Sheffield City Council sells out leisure to the private sector
Starmer told the CBI that Labour is the party of business and, as if to prove this ‘Blair lite’ claim, Sheffield Council has just chosen to place the future of leisure and entertainment in the city in the hands of the private sector.
The current arrangements with the Sheffield City Trust – set up in 1987 – came up for review and councillors were faced with three choices: (1) take in house (2) create a Council owned company; or (3) do a deal with a private provider.
And true to Starmer’s vision of the Labour Party being the party of business, option 3 was chosen.
So, Ponds Forge, Hillsborough Leisure Centre, Sheffield City Hall along with assorted sports centres and golf courses across the city will be heading into private hands.
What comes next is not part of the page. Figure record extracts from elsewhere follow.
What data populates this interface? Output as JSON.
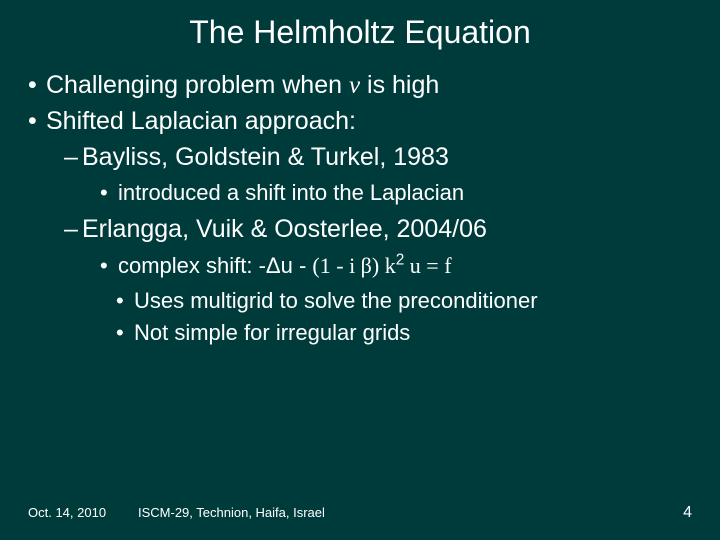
{
  "colors": {
    "background": "#003b3b",
    "text": "#ffffff"
  },
  "title": "The Helmholtz Equation",
  "b1": "Challenging problem when ",
  "b1_var": "ν",
  "b1_tail": " is high",
  "b2": "Shifted Laplacian approach:",
  "b2_1": "Bayliss, Goldstein & Turkel, 1983",
  "b2_1_1": "introduced a shift into the Laplacian",
  "b2_2": "Erlangga, Vuik & Oosterlee, 2004/06",
  "b2_2_1_pre": "complex shift:  -Δu - ",
  "b2_2_1_paren": "(1 - i β)",
  "b2_2_1_k": " k",
  "b2_2_1_sup": "2",
  "b2_2_1_tail": " u = f",
  "b2_2_2": "Uses multigrid to solve the preconditioner",
  "b2_2_3": "Not simple for irregular grids",
  "footer": {
    "date": "Oct. 14, 2010",
    "venue": "ISCM-29, Technion, Haifa, Israel",
    "page": "4"
  }
}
Of course, this is the cheapest and most risk-free option for the Council – burdened with huge deficits because of Tory cuts - but where is the long-term vision?
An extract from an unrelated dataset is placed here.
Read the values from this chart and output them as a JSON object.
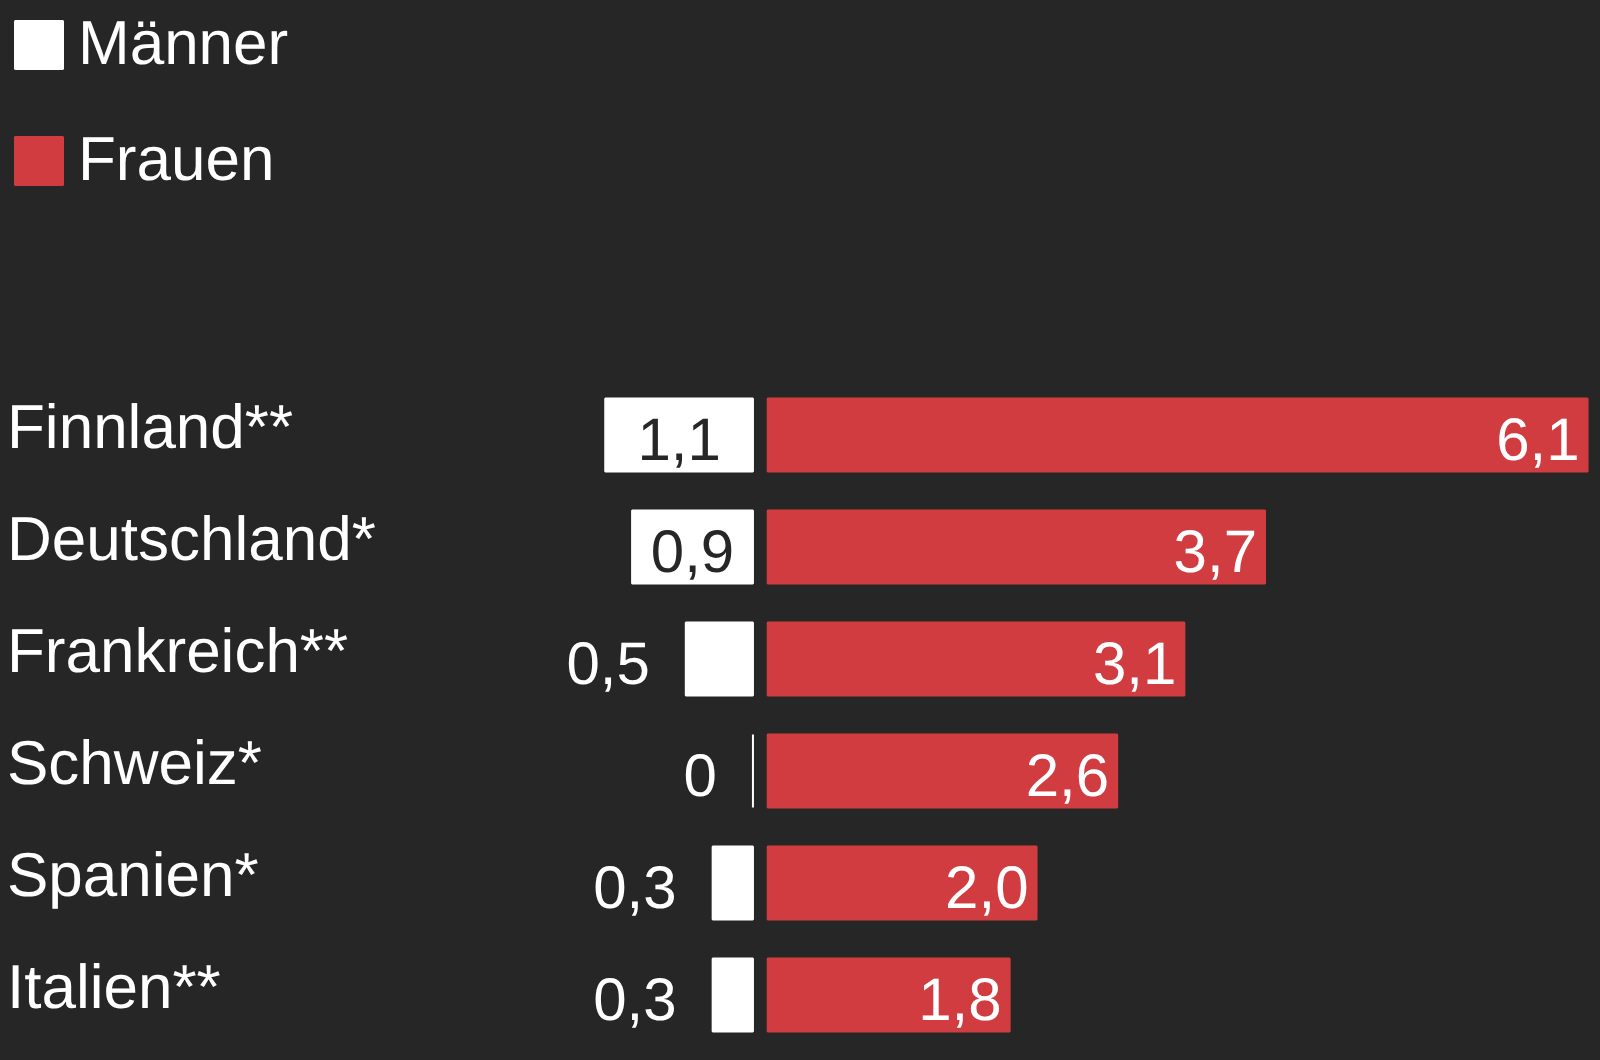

This deal will mean that, for the next 30 years, Sheffield services will yet again be controlled by the private sector – alongside other such vital services as the bin collections and the control of many of Sheffield’s schools.
With other services such as social care predominantly provided by private sector companies, it is beginning to be a shorter list as to what the Council directly controls and which of the ever-smaller group of workers are directly employed by Sheffield.
The plan goes out for consultation – through the Local Area Committees. As reported in the last bulletin, these are made up of councillors with no members of the public on them. Don’t hold your breath that this consultation is anything other than a “rubber stamp”.
This was an opportunity to show real vision about how a socialist-led Labour Council supporting its own city - bring the services back in house, directly employ local people and make sure that what runs in Sheffield is run by Sheffield.
Instead, we have another depressing step down the road to the transformation of a local council into a body that commissions the private sector to provide public services for private profit.
All the talk about mimicking the Preston model of prioritising local businesses and local people can be seen for what it is – all talk.
Labour Councils have a great opportunity to demonstrate that there is an alternative to the Tory led narrative that the private sector and the free market is the only political path open.